The data showed that the number of home buyers using mortgage rates for second homes rose 48.1% in May over the same period in 2020, a significant decrease from previous months. The report also notes that the number of second home mortgages was unusually low in May 2020 due to economic stalls caused by the pandemic, so year-on-year comparisons may be “exaggerated.”
A mortgage lock on a second home – where lenders guarantee the mortgage interest rate for a specified period of time while a buyer searches for a property – has skyrocketed since the shutdown, increasing 110% year on year in June 2020. Growth rates have exceeded 80% for months and are now returning to pre-pandemic levels.
The report says that rising house prices are likely to discourage existing homebuyers, as well as a general slowdown in demand. Potential buyers also return to the office, so they cannot spend as much time in the second home.
“A lot of people who had to look for vacation homes last year have already bought them,” says Daryl Fairweather, chief economist at Redfin, in a report. “The pandemic and teleworking have forced many affluent Americans to move to holiday destinations at least part of the time.

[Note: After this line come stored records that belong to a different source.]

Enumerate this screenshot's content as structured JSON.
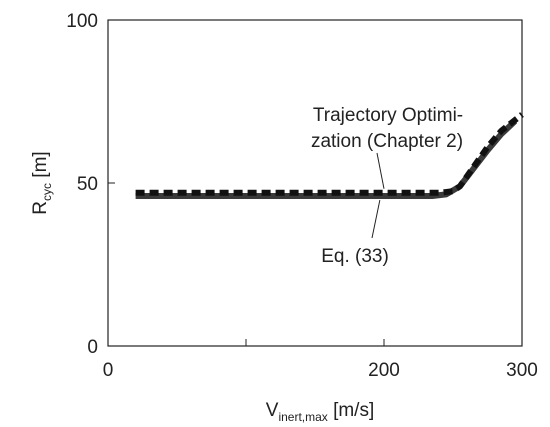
{
  "chart_data": {
    "type": "line",
    "xlabel_main": "V",
    "xlabel_sub": "inert,max",
    "xlabel_unit": " [m/s]",
    "ylabel_main": "R",
    "ylabel_sub": "cyc",
    "ylabel_unit": " [m]",
    "xlim": [
      0,
      300
    ],
    "ylim": [
      0,
      100
    ],
    "x_ticks": [
      0,
      100,
      200,
      300
    ],
    "x_tick_labels": [
      "0",
      "",
      "200",
      "300"
    ],
    "y_ticks": [
      0,
      50,
      100
    ],
    "y_tick_labels": [
      "0",
      "50",
      "100"
    ],
    "grid": false,
    "series": [
      {
        "label": "Eq. (33)",
        "style": "solid",
        "color": "#3a3a3a",
        "x": [
          20,
          40,
          80,
          120,
          160,
          200,
          235,
          245,
          255,
          265,
          275,
          285,
          295
        ],
        "y": [
          46,
          46,
          46,
          46,
          46,
          46,
          46,
          46.5,
          49,
          54.5,
          60,
          65,
          69
        ]
      },
      {
        "label": "Trajectory Optimi-\nzation (Chapter 2)",
        "style": "dashed",
        "color": "#111111",
        "x": [
          20,
          40,
          80,
          120,
          160,
          200,
          240,
          250,
          255,
          265,
          275,
          285,
          300
        ],
        "y": [
          47,
          47,
          47,
          47,
          47,
          47,
          47,
          47.5,
          49,
          55,
          61,
          66,
          71
        ]
      }
    ],
    "annotations": [
      {
        "text_line1": "Trajectory Optimi-",
        "text_line2": "zation (Chapter 2)"
      },
      {
        "text": "Eq. (33)"
      }
    ]
  }
}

But with the opening of offices and the return of life to some semblance of normalcy, people are less and less thinking about running to the beach or the lake. “
Second home mortgage regulations have also become stricter. The new rules require only 7% of total bank or mortgage company loans to be in second homes or investment properties, Redfin said. In addition, in some tourist destinations, it has become more difficult to obtain a loan for the towers where the units could be used as short term rentals.
Redfin collected data from analytics firm Optimal Blue for the report.